On peut encore s’étonner
du « géomorphisme » de nombreuses représentations
de la science-fiction, s’obstinant à conserver d’illusoires
orientations verticales ou horizontales, là où l’absence
de gravité casse définitivement les codes architecturaux traditionnels.
Des
contraintes de fabrication incitent à construire les stations spatiales
- comme c’est le cas de l’actuelle ISS - à partir d’éléments
modulaires assemblés en meccanos géants. Un nouveau
pas peut être franchi en créant des « hyperstructures »,
dont les modules composent des « édifices » d’une
taille dépassant le kilomètre, voire la dizaine de
kilomètres. La question se pose alors de maintenir la rigidité
de l’assemblage : plutôt que s’appuyer sur une improbable
armature globale, pourquoi ne pas doter chaque module d’un système
propre de micro-propulsion, et d’une intelligence artificielle autonome
lui permettant de rectifier en permanence son positionnement dans la structure
d’ensemble, comme la « micro-intelligence » d’une
fourmi maintient la cohésion de la fourmilière. Des systèmes
analogues ont été imaginés dans des zones sismiques,
afin de contrecarrer l’effet des tremblements de terre en coordonnant
les vibrations de groupes de bâtiments grâce au couplage de vérins
placés dans leurs fondations.
Voyager
dans l’espace consiste alors à emprunter toute une gamme de véhicules
propres à chaque milieu traversé : une navette «
atmosphérique » pour les liaisons avec la Terre, puis des vaisseaux
assurant - sans jamais revenir au sol – le vol vers la Lune ou Mars,
et enfin des modules tels que le LEM d’Apollo, capables de rejoindre
la surface d’une planète. Dans le même temps, des engins
automatiques - appelés des « tugs » - transfèrent
les marchandises d’une orbite à une autre. La correspondance
pourra s’effectuer à bord de stations, à proximité
de la Terre ou « ancrées » sur des points de Lagrange,
jouant le rôle de véritables « gares » de l’espace.
Tirer
parti du milieu ambiant est la solution la plus simple. Elle est d’ailleurs
déjà utilisée aujourd’hui pour maintenir en permanence
dans l’espace près d’un million de personnes…

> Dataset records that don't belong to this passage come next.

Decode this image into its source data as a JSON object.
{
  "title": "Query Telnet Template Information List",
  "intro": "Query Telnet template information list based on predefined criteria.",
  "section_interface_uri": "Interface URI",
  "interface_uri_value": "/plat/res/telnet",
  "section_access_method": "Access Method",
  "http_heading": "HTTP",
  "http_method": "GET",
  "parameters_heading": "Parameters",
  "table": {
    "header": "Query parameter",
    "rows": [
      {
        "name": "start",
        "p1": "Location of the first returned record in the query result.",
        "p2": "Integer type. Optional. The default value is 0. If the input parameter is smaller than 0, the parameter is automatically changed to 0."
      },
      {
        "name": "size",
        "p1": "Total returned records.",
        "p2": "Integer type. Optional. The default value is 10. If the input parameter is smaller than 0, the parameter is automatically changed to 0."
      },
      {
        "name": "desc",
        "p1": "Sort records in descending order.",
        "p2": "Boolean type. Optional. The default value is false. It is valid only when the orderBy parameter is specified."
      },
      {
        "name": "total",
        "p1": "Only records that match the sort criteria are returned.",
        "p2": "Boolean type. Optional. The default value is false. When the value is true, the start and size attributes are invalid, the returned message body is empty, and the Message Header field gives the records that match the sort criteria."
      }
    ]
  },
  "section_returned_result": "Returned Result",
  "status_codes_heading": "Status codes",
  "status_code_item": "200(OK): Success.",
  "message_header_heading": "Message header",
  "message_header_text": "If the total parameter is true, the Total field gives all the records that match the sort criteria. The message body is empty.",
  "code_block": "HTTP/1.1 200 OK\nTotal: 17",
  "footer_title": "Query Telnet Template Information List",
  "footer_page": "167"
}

Certes, ce ne sont pas toujours les mêmes, leurs vols n’excèdent
jamais quelques heures, et elles ne font qu’emprunter des lignes aériennes
à seulement quelques kilomètres au-dessus du sol. Mais dans
un avenir proche, l’avion peut devenir le moyen idéal pour franchir
la première étape d’un voyage spatial. Bien que très
courte, c’est aussi la plus gourmande en énergie car il s’agit
de s’échapper du profond puit de gravité de la Terre.
La
fabrication de « rails de l’espace » - composés de
chaînes formées par des maillons de dizaines de mètres
de diamètres, ou de simples câbles - doit s’appuyer sur
de nouveaux matériaux particulièrement résistants, dont
la technologie dite des « nanotubes », apparue dans les années
1990, donne dès à présent une première idée.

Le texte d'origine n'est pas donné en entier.